Another important, pertinent point is that a significant goal for patients with low-risk MDS is to be able to provide clinically beneficial therapy early on that can potentially [affect] the disease course. We refer to this as disease modifying: therapy you can apply now that would modify patients’ outcomes for the future. There are many surrogates for this, or biomarkers, that inform treating physicians that this therapy might have a signal of improving patients’ outcomes. One of the strongest biomarkers for this is the reduction of the mutation allele burden of the pathological mutations that drive MDS, such as SF3B1, TET2, ASXL1, and other mutations.
Uniquely in this study, active therapy with imetelstat in patients with therapy [has shown] statistically significant reduction in the allele burden, or VAF, of pathological mutations, such as SF3B1, TET2, DNMT3A1, and ASXL1. This signal being concordant with clinical benefit provides reassurance to treating physicians and investigators that therapy with this agent has the potential of improving disease outcomes in the long term by reducing the allele burden and disease burden of their cancer.

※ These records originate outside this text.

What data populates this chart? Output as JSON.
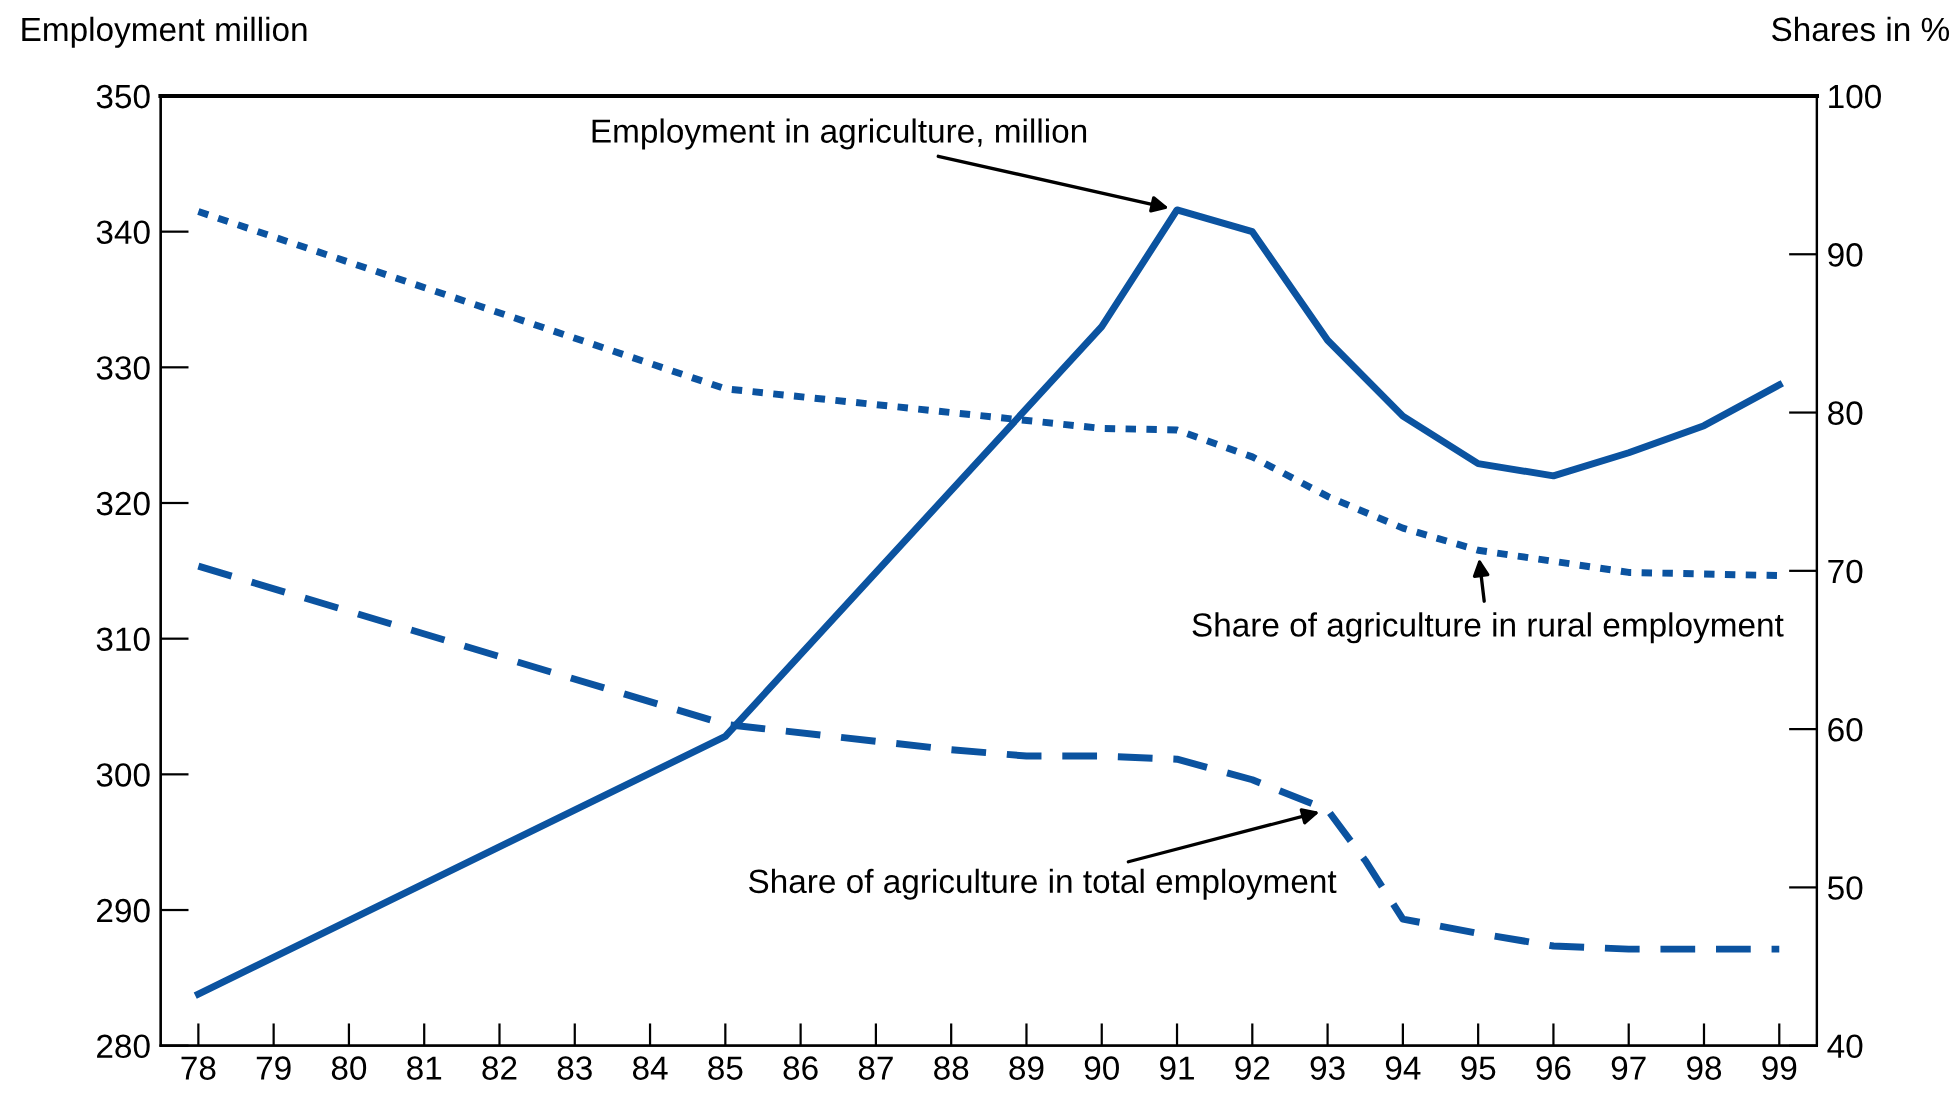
{
  "chart_data": {
    "type": "line",
    "ylabel": "Employment million",
    "y2label": "Shares in %",
    "x": [
      78,
      85,
      90,
      91,
      92,
      93,
      94,
      95,
      96,
      97,
      98,
      99
    ],
    "xlim": [
      77.5,
      99.5
    ],
    "xticks": [
      {
        "value": 78,
        "label": "78"
      },
      {
        "value": 79,
        "label": "79"
      },
      {
        "value": 80,
        "label": "80"
      },
      {
        "value": 81,
        "label": "81"
      },
      {
        "value": 82,
        "label": "82"
      },
      {
        "value": 83,
        "label": "83"
      },
      {
        "value": 84,
        "label": "84"
      },
      {
        "value": 85,
        "label": "85"
      },
      {
        "value": 86,
        "label": "86"
      },
      {
        "value": 87,
        "label": "87"
      },
      {
        "value": 88,
        "label": "88"
      },
      {
        "value": 89,
        "label": "89"
      },
      {
        "value": 90,
        "label": "90"
      },
      {
        "value": 91,
        "label": "91"
      },
      {
        "value": 92,
        "label": "92"
      },
      {
        "value": 93,
        "label": "93"
      },
      {
        "value": 94,
        "label": "94"
      },
      {
        "value": 95,
        "label": "95"
      },
      {
        "value": 96,
        "label": "96"
      },
      {
        "value": 97,
        "label": "97"
      },
      {
        "value": 98,
        "label": "98"
      },
      {
        "value": 99,
        "label": "99"
      }
    ],
    "ylim": [
      280,
      350
    ],
    "yticks": [
      280,
      290,
      300,
      310,
      320,
      330,
      340,
      350
    ],
    "y2lim": [
      40,
      100
    ],
    "y2ticks": [
      40,
      50,
      60,
      70,
      80,
      90,
      100
    ],
    "grid": false,
    "legend": false,
    "series": [
      {
        "name": "Employment in agriculture, million",
        "color": "#0b53a0",
        "line_style": "solid",
        "values": [
          283.8,
          302.8,
          333,
          341.6,
          340,
          332,
          326.4,
          322.9,
          322,
          323.7,
          325.7,
          328.7
        ]
      },
      {
        "name": "Share of agriculture in rural employment",
        "color": "#0b53a0",
        "line_style": "dotted",
        "axis": "y2",
        "values": [
          92.7,
          81.5,
          79,
          78.9,
          77.2,
          74.7,
          72.7,
          71.3,
          70.6,
          69.9,
          69.8,
          69.7
        ]
      },
      {
        "name": "Share of agriculture in total employment",
        "color": "#0b53a0",
        "line_style": "dashed",
        "axis": "y2",
        "x": [
          78,
          85,
          88,
          89,
          90,
          91,
          92,
          93,
          93.5,
          94,
          95,
          96,
          97,
          98,
          99
        ],
        "values": [
          70.3,
          60.3,
          58.7,
          58.3,
          58.3,
          58.1,
          56.8,
          54.9,
          51.7,
          48,
          47.1,
          46.3,
          46.1,
          46.1,
          46.1
        ]
      }
    ]
  }
}
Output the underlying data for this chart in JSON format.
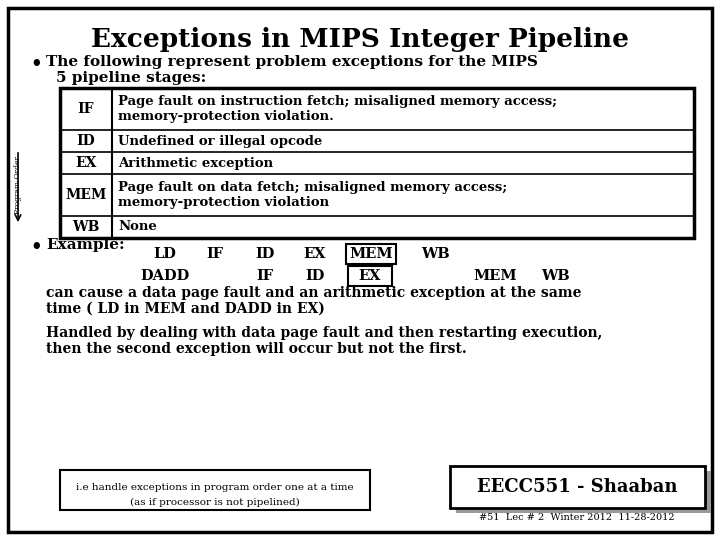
{
  "title": "Exceptions in MIPS Integer Pipeline",
  "bullet1_line1": "The following represent problem exceptions for the MIPS",
  "bullet1_line2": "5 pipeline stages:",
  "table_rows": [
    [
      "IF",
      "Page fault on instruction fetch; misaligned memory access;",
      "memory-protection violation."
    ],
    [
      "ID",
      "Undefined or illegal opcode",
      ""
    ],
    [
      "EX",
      "Arithmetic exception",
      ""
    ],
    [
      "MEM",
      "Page fault on data fetch; misaligned memory access;",
      "memory-protection violation"
    ],
    [
      "WB",
      "None",
      ""
    ]
  ],
  "text_can_cause_1": "can cause a data page fault and an arithmetic exception at the same",
  "text_can_cause_2": "time ( LD in MEM and DADD in EX)",
  "text_handled_1": "Handled by dealing with data page fault and then restarting execution,",
  "text_handled_2": "then the second exception will occur but not the first.",
  "footnote_line1": "i.e handle exceptions in program order one at a time",
  "footnote_line2": "(as if processor is not pipelined)",
  "eecc_text": "EECC551 - Shaaban",
  "bottom_text": "#51  Lec # 2  Winter 2012  11-28-2012",
  "program_order_label": "Program Order",
  "bg_color": "#ffffff",
  "border_color": "#000000"
}
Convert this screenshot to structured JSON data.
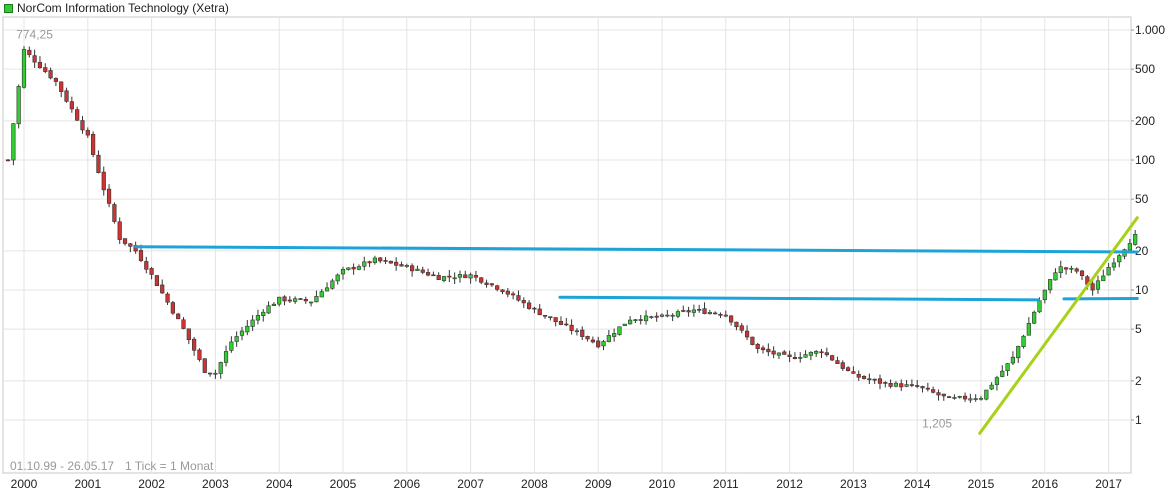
{
  "chart_data": {
    "type": "candlestick",
    "title": "NorCom Information Technology (Xetra)",
    "date_range": "01.10.99 - 26.05.17",
    "tick_info": "1 Tick = 1 Monat",
    "x_labels": [
      "2000",
      "2001",
      "2002",
      "2003",
      "2004",
      "2005",
      "2006",
      "2007",
      "2008",
      "2009",
      "2010",
      "2011",
      "2012",
      "2013",
      "2014",
      "2015",
      "2016",
      "2017"
    ],
    "y_scale": "log",
    "y_ticks": [
      1,
      2,
      5,
      10,
      20,
      50,
      100,
      200,
      500,
      1000
    ],
    "y_tick_labels": [
      "1",
      "2",
      "5",
      "10",
      "20",
      "50",
      "100",
      "200",
      "500",
      "1.000"
    ],
    "y_range": [
      0.63,
      1200
    ],
    "annotations": [
      {
        "text": "774,25",
        "x": 2000.04,
        "y": 774.25
      },
      {
        "text": "1,205",
        "x": 2014.5,
        "y": 1.205
      }
    ],
    "colors": {
      "up": "#33cc33",
      "down": "#cc3333",
      "resistance": "#1ea3d9",
      "trend": "#a8d11a"
    },
    "lines": [
      {
        "name": "resistance-upper",
        "color": "#1ea3d9",
        "points": [
          [
            2001.75,
            21.5
          ],
          [
            2017.45,
            19.6
          ]
        ]
      },
      {
        "name": "resistance-lower",
        "color": "#1ea3d9",
        "points": [
          [
            2008.4,
            8.8
          ],
          [
            2015.9,
            8.4
          ]
        ]
      },
      {
        "name": "resistance-lower-2",
        "color": "#1ea3d9",
        "points": [
          [
            2016.3,
            8.55
          ],
          [
            2017.45,
            8.6
          ]
        ]
      },
      {
        "name": "trend-support",
        "color": "#a8d11a",
        "points": [
          [
            2014.98,
            0.79
          ],
          [
            2017.45,
            36
          ]
        ]
      }
    ],
    "monthly_close": [
      [
        1999.75,
        100
      ],
      [
        2000.0,
        700
      ],
      [
        2000.5,
        400
      ],
      [
        2001.0,
        150
      ],
      [
        2001.25,
        60
      ],
      [
        2001.5,
        25
      ],
      [
        2001.75,
        20
      ],
      [
        2002.0,
        13
      ],
      [
        2002.5,
        5
      ],
      [
        2002.83,
        2.4
      ],
      [
        2003.0,
        2.3
      ],
      [
        2003.25,
        4
      ],
      [
        2003.75,
        7
      ],
      [
        2004.0,
        8.5
      ],
      [
        2004.5,
        8.2
      ],
      [
        2005.0,
        14
      ],
      [
        2005.5,
        17
      ],
      [
        2006.0,
        15
      ],
      [
        2006.5,
        12.5
      ],
      [
        2007.0,
        13
      ],
      [
        2007.5,
        10
      ],
      [
        2008.0,
        7
      ],
      [
        2008.4,
        5.5
      ],
      [
        2008.75,
        4.5
      ],
      [
        2009.0,
        3.8
      ],
      [
        2009.5,
        6
      ],
      [
        2010.0,
        6.2
      ],
      [
        2010.5,
        7
      ],
      [
        2011.0,
        6.5
      ],
      [
        2011.5,
        3.5
      ],
      [
        2012.0,
        3
      ],
      [
        2012.5,
        3.4
      ],
      [
        2013.0,
        2.2
      ],
      [
        2013.5,
        1.9
      ],
      [
        2014.0,
        1.8
      ],
      [
        2014.5,
        1.45
      ],
      [
        2015.0,
        1.5
      ],
      [
        2015.5,
        3
      ],
      [
        2015.9,
        8
      ],
      [
        2016.2,
        15
      ],
      [
        2016.5,
        14
      ],
      [
        2016.75,
        10
      ],
      [
        2017.0,
        15
      ],
      [
        2017.4,
        26
      ]
    ]
  }
}
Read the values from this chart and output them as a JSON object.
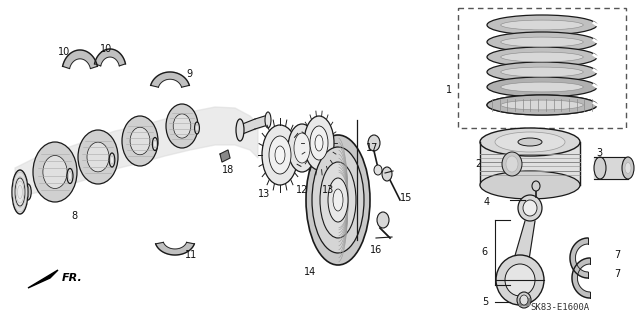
{
  "background_color": "#ffffff",
  "fig_width": 6.4,
  "fig_height": 3.19,
  "dpi": 100,
  "label_fontsize": 7.0,
  "watermark": "SK83-E1600A",
  "line_color": "#1a1a1a",
  "text_color": "#111111"
}
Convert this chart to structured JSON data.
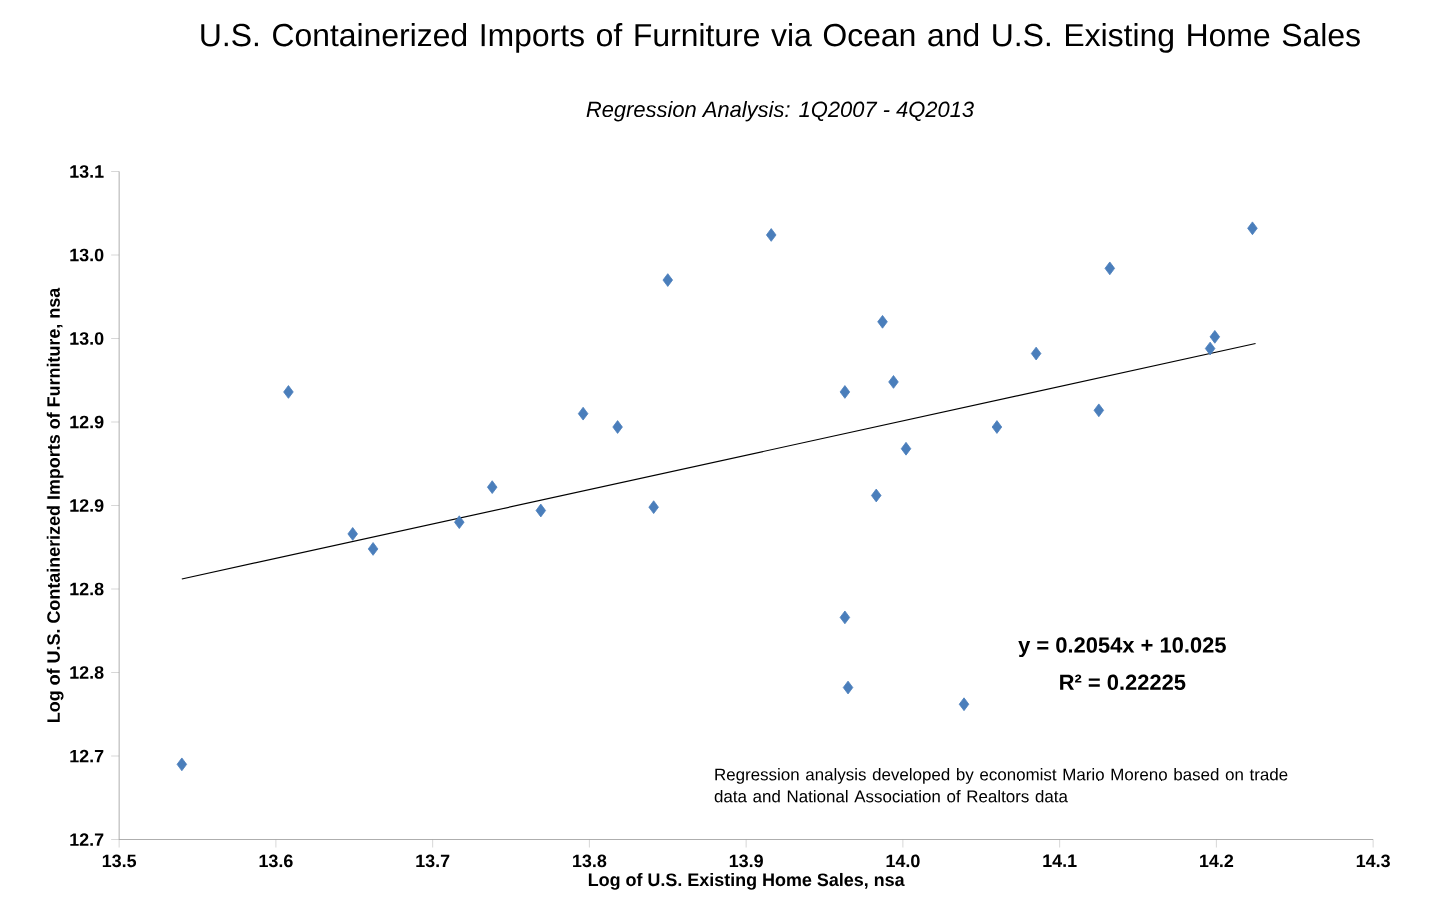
{
  "chart_data": {
    "type": "scatter",
    "title": "U.S. Containerized Imports of Furniture via Ocean and U.S. Existing Home Sales",
    "subtitle": "Regression Analysis: 1Q2007 - 4Q2013",
    "xlabel": "Log of U.S. Existing Home Sales, nsa",
    "ylabel": "Log of U.S. Containerized Imports of Furniture, nsa",
    "xlim": [
      13.5,
      14.3
    ],
    "xticks": [
      13.5,
      13.6,
      13.7,
      13.8,
      13.9,
      {
        "value": 14.0,
        "label": "14.0"
      },
      14.1,
      14.2,
      14.3
    ],
    "ylim": [
      12.65,
      13.05
    ],
    "yticks": [
      {
        "value": 12.65,
        "label": "12.7"
      },
      {
        "value": 12.7,
        "label": "12.7"
      },
      {
        "value": 12.75,
        "label": "12.8"
      },
      {
        "value": 12.8,
        "label": "12.8"
      },
      {
        "value": 12.85,
        "label": "12.9"
      },
      {
        "value": 12.9,
        "label": "12.9"
      },
      {
        "value": 12.95,
        "label": "13.0"
      },
      {
        "value": 13.0,
        "label": "13.0"
      },
      {
        "value": 13.05,
        "label": "13.1"
      }
    ],
    "series": [
      {
        "color": "#4a7ebb",
        "marker": "diamond",
        "x": [
          13.54,
          13.608,
          13.649,
          13.662,
          13.717,
          13.738,
          13.769,
          13.796,
          13.818,
          13.841,
          13.85,
          13.916,
          14.223,
          14.132,
          13.987,
          14.085,
          14.199,
          14.196,
          13.963,
          13.994,
          14.125,
          14.06,
          14.002,
          13.983,
          13.963,
          13.965,
          14.039
        ],
        "values": [
          12.695,
          12.918,
          12.833,
          12.824,
          12.84,
          12.861,
          12.847,
          12.905,
          12.897,
          12.849,
          12.985,
          13.012,
          13.016,
          12.992,
          12.96,
          12.941,
          12.951,
          12.944,
          12.918,
          12.924,
          12.907,
          12.897,
          12.884,
          12.856,
          12.783,
          12.741,
          12.731
        ]
      },
      {
        "type": "line",
        "color": "#000000",
        "marker": "none",
        "x": [
          13.54,
          14.225
        ],
        "values": [
          12.806,
          12.947
        ]
      }
    ],
    "annotations": [
      "y = 0.2054x + 10.025",
      "R² = 0.22225",
      "Regression analysis developed by economist Mario Moreno based on trade data and National Association of Realtors data"
    ]
  }
}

Targeted Oncology: How should clinicians view this information? What are some of the implications of the efficacy data of this trial?
Abdulraheem Yacoub, MD: The field of MDS has suffered from many negative [results from] clinical trials in the past, and we’ve had very few [results from] clinical trials that were positive. We are very excited to welcome these preliminary data for this clinical trial that show the study is meeting the primary and efficacy end points of this study. This is a welcome advancement for the field of MDS. Of course, we are always going to wait for the final manuscript and final presentation of the complete data when all patients have met their primary end point assessment. We’re looking forward to hearing the regulatory opinion on the data and safety data with long-term follow-up for these patients.
But hopefully, once all these processes are completed, this positive study [result] has proven that once this novel agent with a manageable safety profile is approved, it will be a very important tool for our patients with anemia and MDS. And it will be practice changing, in which patients with MDS and heavy transfusion independence who have [not responded to] the standard therapies are likely to have 1 more option of therapy that is impactful and durable and can result in a meaningful improvement in their quality of life and their transfusion dependence and potentially delay other therapies, such as chemotherapy or low-dose chemotherapy, in the future. This positive study [result] will be impactful in how we treat our patients in the future.